Né le 19 juillet 1921 à Saint-Girons (Ariège), mort le 21 décembre 2014 à Saint-Lizier (Ariège) ; membre du Comité départemental de Libération de l’Ariège ; ajiste, responsable régional et national des Maisons des jeunes et de la culture des origines à la fin des années 1970, président de l’UNIREG, personnalité du secteur de l’enfance inadaptée.

Fils d’un ouvrier fondeur et d’une femme de ménage, Robert Fareng prépara au cours complémentaire de Saint-Girons le concours d’entrée à l’École normale de Foix qu’il intégra en 1939. Après son brevet supérieur, il effectua son stage à Toulouse en 1941 où il put entamer des études universitaires. Il avait découvert par des lectures les auberges de la jeunesse et s’était inscrit à la Ligue des auberges de la jeunesse, d’inspiration catholique, alors que tout aurait logiquement dû le conduire au Centre laïque des auberges de la jeunesse (CLAJ).
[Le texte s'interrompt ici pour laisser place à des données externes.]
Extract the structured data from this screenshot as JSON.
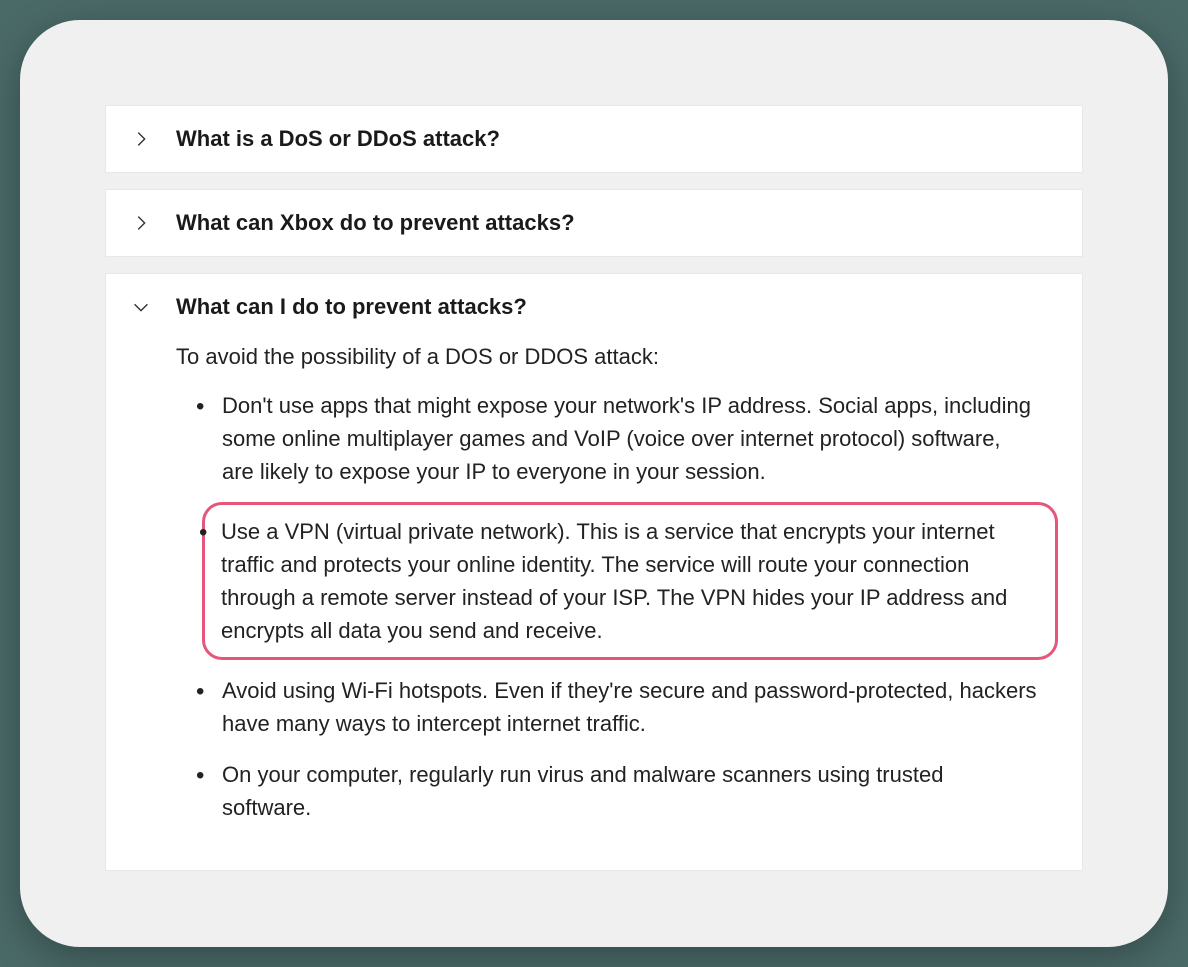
{
  "accordion": {
    "items": [
      {
        "title": "What is a DoS or DDoS attack?",
        "expanded": false
      },
      {
        "title": "What can Xbox do to prevent attacks?",
        "expanded": false
      },
      {
        "title": "What can I do to prevent attacks?",
        "expanded": true,
        "intro": "To avoid the possibility of a DOS or DDOS attack:",
        "bullets": [
          "Don't use apps that might expose your network's IP address. Social apps, including some online multiplayer games and VoIP (voice over internet protocol) software, are likely to expose your IP to everyone in your session.",
          "Use a VPN (virtual private network). This is a service that encrypts your internet traffic and protects your online identity. The service will route your connection through a remote server instead of your ISP. The VPN hides your IP address and encrypts all data you send and receive.",
          "Avoid using Wi-Fi hotspots. Even if they're secure and password-protected, hackers have many ways to intercept internet traffic.",
          "On your computer, regularly run virus and malware scanners using trusted software."
        ]
      }
    ]
  }
}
Devenu instituteur à Saint-Girons en 1942, Robert Fareng s’intéressa aux potentialités pédagogiques de l’ajisme et milita aux Camarades de la Route, où il fit la connaissance de militants, trotskistes ou communistes, en particulier Gilbert Trigano, responsable départemental du Front patriotique de la Jeunesse. Réfractaire au STO – officiellement à partir de mars 1944 – il créa, à la demande de René Tauziède, les « Jeunes laïcs combattants » dans l’Ariège. À la Libération, Robert Fareng fut chargé de représenter les Forces unies de la jeunesse patriotique au Comité départemental de Libération de l’Ariège. Il milita également à Tourisme et travail et rejoignit le conseil national du Mouvement laïque des auberges de la jeunesse. Sur le plan professionnel, il fut affecté sur un poste provisoire au collège de Pamiers. Des responsables ajistes le recommandèrent Robert Fareng auprès d’André Philip*, fondateur de la République des jeunes, premier organisme fédérateur des maisons des jeunes. Inspecteur régional puis délégué de la République des jeunes, devenue en 1948 Fédération française des MJC, il fut chargé de liquider les maisons héritées de Vichy et soutint très activement le développement des nouvelles MJC dans le Sud-Ouest qu’il parcourut en vélo. Grâce à son appartenance au monde des instituteurs, les maisons des jeunes se développèrent en lien étroit avec le monde laïque dans l’académie de Toulouse, résultat qui contrastait avec la méfiance qu’elles suscitèrent chez les laïques de nombreuses autres parties du territoire.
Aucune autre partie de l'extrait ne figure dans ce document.